Ah oui, du pays ils en ont vu. En tout cas, ils en auraient vu s’ils avaient daigné jeter un œil hors de la cale au cours du voyage avant cet instant fatidique, au lieu de se goinfrer honteusement dans l’orgie la plus totale, le chaos forniquant avec le néant, mais pas le pays qu’ils auraient voulu voir quarante ans plus tôt.

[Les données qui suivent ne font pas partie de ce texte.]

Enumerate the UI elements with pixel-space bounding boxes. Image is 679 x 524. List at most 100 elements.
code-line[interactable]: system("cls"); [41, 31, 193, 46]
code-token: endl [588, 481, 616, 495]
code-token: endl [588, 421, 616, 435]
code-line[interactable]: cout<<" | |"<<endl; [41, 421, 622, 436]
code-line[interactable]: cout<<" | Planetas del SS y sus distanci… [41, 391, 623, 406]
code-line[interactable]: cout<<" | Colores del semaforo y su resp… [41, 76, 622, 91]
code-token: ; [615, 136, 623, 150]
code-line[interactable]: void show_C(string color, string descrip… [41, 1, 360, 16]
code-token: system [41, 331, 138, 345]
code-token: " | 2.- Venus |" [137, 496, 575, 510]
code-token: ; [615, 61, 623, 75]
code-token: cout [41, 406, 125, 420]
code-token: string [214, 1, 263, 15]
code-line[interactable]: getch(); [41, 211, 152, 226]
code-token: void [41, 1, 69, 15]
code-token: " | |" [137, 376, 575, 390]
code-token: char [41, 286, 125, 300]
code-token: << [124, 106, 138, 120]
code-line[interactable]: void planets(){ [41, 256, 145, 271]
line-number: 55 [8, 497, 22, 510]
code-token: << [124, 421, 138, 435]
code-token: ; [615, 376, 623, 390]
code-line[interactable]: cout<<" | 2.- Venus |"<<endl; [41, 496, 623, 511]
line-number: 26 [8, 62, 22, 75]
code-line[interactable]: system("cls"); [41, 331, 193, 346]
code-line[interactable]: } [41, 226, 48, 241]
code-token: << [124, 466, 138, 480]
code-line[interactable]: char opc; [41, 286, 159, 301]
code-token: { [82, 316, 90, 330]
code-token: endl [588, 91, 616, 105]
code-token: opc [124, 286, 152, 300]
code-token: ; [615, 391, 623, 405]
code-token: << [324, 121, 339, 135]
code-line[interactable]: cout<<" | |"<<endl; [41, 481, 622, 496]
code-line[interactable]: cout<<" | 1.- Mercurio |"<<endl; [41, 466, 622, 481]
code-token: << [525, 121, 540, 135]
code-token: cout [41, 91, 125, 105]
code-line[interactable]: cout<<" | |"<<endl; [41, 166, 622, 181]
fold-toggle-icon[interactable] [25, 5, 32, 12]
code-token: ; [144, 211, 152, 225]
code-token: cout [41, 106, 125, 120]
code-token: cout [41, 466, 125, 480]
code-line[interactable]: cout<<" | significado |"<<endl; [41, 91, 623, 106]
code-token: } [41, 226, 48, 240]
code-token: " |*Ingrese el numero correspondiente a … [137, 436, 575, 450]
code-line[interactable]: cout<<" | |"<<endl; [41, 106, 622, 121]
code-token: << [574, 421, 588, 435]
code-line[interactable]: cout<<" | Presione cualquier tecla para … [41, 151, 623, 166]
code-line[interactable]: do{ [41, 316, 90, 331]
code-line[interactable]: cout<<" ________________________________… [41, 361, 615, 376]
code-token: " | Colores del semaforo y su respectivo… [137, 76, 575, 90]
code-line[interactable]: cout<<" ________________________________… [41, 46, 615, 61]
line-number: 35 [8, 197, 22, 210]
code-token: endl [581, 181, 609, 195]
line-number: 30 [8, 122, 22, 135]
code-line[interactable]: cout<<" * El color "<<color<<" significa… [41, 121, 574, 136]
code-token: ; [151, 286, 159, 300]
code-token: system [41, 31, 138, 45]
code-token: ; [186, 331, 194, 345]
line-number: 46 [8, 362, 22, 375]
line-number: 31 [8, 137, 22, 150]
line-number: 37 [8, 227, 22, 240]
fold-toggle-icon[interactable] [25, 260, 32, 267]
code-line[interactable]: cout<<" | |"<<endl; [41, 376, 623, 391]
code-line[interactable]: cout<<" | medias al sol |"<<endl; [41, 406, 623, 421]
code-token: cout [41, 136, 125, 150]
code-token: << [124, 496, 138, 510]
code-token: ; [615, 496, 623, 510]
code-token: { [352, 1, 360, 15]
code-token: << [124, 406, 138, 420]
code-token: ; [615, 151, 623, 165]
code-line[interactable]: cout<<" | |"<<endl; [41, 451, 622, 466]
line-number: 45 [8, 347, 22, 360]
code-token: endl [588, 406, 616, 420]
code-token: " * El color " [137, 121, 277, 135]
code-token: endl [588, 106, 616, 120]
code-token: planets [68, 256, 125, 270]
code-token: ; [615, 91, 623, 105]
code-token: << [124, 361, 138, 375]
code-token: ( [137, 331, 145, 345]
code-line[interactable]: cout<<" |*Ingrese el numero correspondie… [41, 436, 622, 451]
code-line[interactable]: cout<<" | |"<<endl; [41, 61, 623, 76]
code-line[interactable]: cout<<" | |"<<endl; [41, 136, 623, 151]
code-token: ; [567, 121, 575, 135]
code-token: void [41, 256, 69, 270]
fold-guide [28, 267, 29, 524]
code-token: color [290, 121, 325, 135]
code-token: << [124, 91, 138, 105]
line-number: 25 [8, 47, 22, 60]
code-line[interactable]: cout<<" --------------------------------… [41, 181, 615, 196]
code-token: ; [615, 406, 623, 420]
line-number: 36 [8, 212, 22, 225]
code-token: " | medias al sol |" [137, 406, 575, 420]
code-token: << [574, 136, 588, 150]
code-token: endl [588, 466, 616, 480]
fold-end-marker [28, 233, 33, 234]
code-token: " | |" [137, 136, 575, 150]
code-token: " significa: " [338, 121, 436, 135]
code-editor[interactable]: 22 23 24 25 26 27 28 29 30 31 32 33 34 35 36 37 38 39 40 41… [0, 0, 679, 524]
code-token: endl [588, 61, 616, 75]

Rats noirs ou blanc, apparence trompeuse, au fond ils sont tous aussi moutons que les autres. Il suffit qu’un se lève et coure vers de nouveaux détritus pour que la foule le suive et bientôt il n’y a plus rien. Goélands. Et maintenant il y a encore plus pu rien qu’à cet instant, car même ces rats ont disparu dans les eaux tumultueuses de l’océan, enchaînés par une peur indescriptible d’un châtiment imminent. Châtiment tout aussi fictif que le bateau sur lequel ils vivaient la débauche. Aussi fictif que leur débauche elle même.

C’est bête les illusions que l’on peut créer avec un réalisme si saisissant. C’est bête ma tête m’fait mal au cœur ¹. Ils ont choisi le repos, mourir pour apprendre à vivre, mais ils n’ont pas pensé que laisser vivre, c’est mourir quand il le faut ². Ils ont laissé vivre l’illusion en se sacrifiant à cause d’une illusion de danger. Le fallait-il ? Gang d’épais. Tandis que les instigateurs de l’illusion de fendaient la tronche, pliés en quatre en voyant sauter à l’eau ces petites bêtes apeurées pour rien. Rien criant la vérité trompeuse, un vrai mensonge bien fignolé, sans apparence d’erreur. Il y avait pourtant des défauts dans ces illusions, des défauts bien évidents pourtant, mais ces ratbéciles n’ont rien décelé ou n’ont pas compris en les voyant, tellement ils étaient subjugués par l’espèce de bonheur artificiel dans lequel ils étaient vautrés. Le stupre et la fornication, pourquoi pas ?

Il ne suffisait pourtant qu’un seul s’en rende compte et l’armée, ces rats dont la colère aurait grimpé en flèche, n’aurait fait qu’une bouchée de ces illusionnistes pas tout à fait parfaits. Mais ils n’ont rien vu et se sont laissés entraîner dans ce joli bateau où flotte l’arbre à sucre. L’emblème bleu, homologue amaryllis, ne fera plus la fierté de ces petits moutons rateux noyés dans l’océan gris de rejets de boue en glaise.